Semantic Scholar publishes an Open Research Corpus dataset, which currently contains metadata for around 20 million research papers published since 1991.
- Create a DigitalOcean droplet using a "one-click apps" image for Docker on Ubuntu (3GB RAM, $15/month) and attach a 200GB data volume ($20/month).

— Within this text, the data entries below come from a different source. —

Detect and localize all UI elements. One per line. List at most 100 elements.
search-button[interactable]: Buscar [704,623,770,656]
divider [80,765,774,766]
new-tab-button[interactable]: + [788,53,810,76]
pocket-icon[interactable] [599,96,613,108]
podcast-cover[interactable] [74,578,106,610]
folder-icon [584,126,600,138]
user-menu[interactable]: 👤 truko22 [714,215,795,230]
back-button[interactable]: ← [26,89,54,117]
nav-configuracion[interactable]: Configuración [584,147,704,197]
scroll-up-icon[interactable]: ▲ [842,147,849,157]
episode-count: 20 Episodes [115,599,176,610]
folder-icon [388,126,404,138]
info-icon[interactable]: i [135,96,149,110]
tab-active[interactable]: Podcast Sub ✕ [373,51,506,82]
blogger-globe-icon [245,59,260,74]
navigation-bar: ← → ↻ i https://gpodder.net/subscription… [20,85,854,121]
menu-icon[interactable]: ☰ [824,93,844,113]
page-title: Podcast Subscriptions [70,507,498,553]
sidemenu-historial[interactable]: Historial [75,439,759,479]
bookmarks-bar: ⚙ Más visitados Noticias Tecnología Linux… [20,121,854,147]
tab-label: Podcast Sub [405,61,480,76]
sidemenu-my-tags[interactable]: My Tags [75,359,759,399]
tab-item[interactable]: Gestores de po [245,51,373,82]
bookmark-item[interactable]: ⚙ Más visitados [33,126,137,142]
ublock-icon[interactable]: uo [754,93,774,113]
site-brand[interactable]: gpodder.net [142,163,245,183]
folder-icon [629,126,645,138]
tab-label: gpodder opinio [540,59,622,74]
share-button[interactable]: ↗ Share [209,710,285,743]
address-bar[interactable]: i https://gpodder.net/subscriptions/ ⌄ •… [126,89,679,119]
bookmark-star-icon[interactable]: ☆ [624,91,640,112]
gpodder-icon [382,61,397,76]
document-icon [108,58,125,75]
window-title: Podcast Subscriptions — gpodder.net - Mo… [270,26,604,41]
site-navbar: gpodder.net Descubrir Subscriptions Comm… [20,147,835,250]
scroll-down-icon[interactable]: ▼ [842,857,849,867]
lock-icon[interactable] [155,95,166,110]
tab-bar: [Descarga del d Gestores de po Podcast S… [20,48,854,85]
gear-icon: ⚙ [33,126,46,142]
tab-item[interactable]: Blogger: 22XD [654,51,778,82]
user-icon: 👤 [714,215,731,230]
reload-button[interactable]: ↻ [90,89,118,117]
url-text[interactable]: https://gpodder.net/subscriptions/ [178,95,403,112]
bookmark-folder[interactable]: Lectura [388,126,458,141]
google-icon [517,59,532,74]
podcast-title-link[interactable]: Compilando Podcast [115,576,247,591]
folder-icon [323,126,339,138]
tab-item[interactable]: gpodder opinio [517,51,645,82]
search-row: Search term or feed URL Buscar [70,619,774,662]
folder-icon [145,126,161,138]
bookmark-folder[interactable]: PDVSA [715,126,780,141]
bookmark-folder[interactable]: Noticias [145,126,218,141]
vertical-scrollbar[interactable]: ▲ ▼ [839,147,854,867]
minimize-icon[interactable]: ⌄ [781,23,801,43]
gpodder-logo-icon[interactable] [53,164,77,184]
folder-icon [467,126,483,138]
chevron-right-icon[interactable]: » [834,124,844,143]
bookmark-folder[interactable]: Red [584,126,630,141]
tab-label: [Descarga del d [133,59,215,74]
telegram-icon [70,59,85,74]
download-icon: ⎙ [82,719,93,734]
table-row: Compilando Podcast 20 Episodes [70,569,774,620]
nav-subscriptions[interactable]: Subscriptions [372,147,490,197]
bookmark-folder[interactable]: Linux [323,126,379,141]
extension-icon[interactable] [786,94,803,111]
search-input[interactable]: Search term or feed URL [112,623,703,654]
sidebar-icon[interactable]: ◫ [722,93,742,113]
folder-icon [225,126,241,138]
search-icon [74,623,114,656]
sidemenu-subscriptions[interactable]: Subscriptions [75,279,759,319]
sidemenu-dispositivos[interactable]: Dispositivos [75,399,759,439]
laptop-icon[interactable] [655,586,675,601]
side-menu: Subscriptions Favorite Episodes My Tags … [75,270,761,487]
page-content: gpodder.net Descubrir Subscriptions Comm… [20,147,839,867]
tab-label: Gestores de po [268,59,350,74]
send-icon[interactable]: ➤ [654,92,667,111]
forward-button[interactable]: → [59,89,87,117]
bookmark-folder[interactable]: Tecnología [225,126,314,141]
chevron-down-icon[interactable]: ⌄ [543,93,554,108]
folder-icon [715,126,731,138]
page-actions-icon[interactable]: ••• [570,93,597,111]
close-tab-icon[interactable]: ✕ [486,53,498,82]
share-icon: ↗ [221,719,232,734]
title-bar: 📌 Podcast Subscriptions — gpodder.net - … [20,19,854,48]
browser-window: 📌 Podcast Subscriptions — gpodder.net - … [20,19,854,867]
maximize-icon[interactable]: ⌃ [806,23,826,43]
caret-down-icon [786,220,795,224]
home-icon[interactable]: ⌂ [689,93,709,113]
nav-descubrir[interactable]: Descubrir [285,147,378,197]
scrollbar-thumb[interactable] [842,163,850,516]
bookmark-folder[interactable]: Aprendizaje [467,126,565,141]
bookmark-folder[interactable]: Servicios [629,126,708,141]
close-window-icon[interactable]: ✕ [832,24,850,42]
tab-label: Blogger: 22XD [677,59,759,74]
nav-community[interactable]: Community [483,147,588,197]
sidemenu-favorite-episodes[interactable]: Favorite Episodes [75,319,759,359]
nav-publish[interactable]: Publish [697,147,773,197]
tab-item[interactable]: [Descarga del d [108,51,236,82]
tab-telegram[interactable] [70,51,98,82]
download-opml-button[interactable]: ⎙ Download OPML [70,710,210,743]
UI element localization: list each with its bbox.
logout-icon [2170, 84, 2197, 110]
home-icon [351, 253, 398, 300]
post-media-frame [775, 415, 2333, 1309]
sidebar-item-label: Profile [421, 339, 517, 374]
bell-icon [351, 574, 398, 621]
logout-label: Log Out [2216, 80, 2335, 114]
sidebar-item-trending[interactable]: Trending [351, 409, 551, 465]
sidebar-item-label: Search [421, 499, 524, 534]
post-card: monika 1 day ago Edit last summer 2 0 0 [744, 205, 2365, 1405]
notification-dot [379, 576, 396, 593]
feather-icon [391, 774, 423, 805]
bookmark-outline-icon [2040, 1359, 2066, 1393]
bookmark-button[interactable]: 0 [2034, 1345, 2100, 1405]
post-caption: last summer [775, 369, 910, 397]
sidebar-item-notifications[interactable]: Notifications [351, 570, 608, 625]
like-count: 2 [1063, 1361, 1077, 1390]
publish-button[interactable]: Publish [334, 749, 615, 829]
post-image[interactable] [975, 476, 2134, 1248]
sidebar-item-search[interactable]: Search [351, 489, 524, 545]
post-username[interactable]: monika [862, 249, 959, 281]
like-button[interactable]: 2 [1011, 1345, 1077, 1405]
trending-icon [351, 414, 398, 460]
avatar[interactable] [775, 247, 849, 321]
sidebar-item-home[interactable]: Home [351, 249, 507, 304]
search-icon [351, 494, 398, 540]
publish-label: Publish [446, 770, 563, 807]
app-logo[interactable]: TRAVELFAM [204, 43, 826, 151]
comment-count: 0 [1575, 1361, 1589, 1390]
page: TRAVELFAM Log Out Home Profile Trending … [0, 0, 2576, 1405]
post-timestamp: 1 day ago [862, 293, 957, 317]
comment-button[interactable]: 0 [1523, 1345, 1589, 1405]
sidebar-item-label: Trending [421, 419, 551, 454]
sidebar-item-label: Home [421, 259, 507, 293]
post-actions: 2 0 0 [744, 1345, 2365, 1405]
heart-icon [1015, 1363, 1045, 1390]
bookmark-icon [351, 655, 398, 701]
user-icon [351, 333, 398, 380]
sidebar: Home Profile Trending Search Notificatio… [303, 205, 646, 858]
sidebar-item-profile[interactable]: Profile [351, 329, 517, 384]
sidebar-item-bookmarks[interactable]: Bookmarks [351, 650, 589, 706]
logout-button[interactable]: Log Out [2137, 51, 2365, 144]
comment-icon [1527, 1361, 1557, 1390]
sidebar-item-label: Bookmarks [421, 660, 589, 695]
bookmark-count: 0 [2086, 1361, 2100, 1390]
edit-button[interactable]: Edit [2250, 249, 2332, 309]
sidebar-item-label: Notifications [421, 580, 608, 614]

- SSH into the instance and start an Elasticsearch cluster running in Docker.
- Install esbulk:
VERSION=0.4.8; curl -L https://github.com/miku/esbulk/releases/download/v${VERSION}/esbulk_${VERSION}_amd64.deb -o esbulk.deb && dpkg -i esbulk.deb && rm esbulk.deb
- Fetch, unzip and import the Open Research Corpus dataset (inside the zip archive is a license.txt file and a gzipped, newline-delimited JSON file):
VERSION=2017-10-30; curl -L https://s3-us-west-2.amazonaws.com/ai2-s2-research-public/${VERSION}/papers-${VERSION}.zip -o papers.zip && unzip papers.zip && rm papers.zip && esbulk -index scholar -type paper -id id -verbose -purge -z < papers-${VERSION}.json.gz && rm papers-${VERSION}.json.gz
- While importing, index statistics can be viewed at
http://localhost:9200/scholar/_stats?pretty
- After indexing, optimise the Elasticsearch index by merging into a single segment:
curl -XPOST 'http://localhost:9200/scholar/_forcemerge?max_num_segments=1'
- (recommended) Use
ufw
to prevent external access to the Elasticsearch service and put a web service (e.g. an Express app) in front of it, mapping routes to Elasticsearch queries.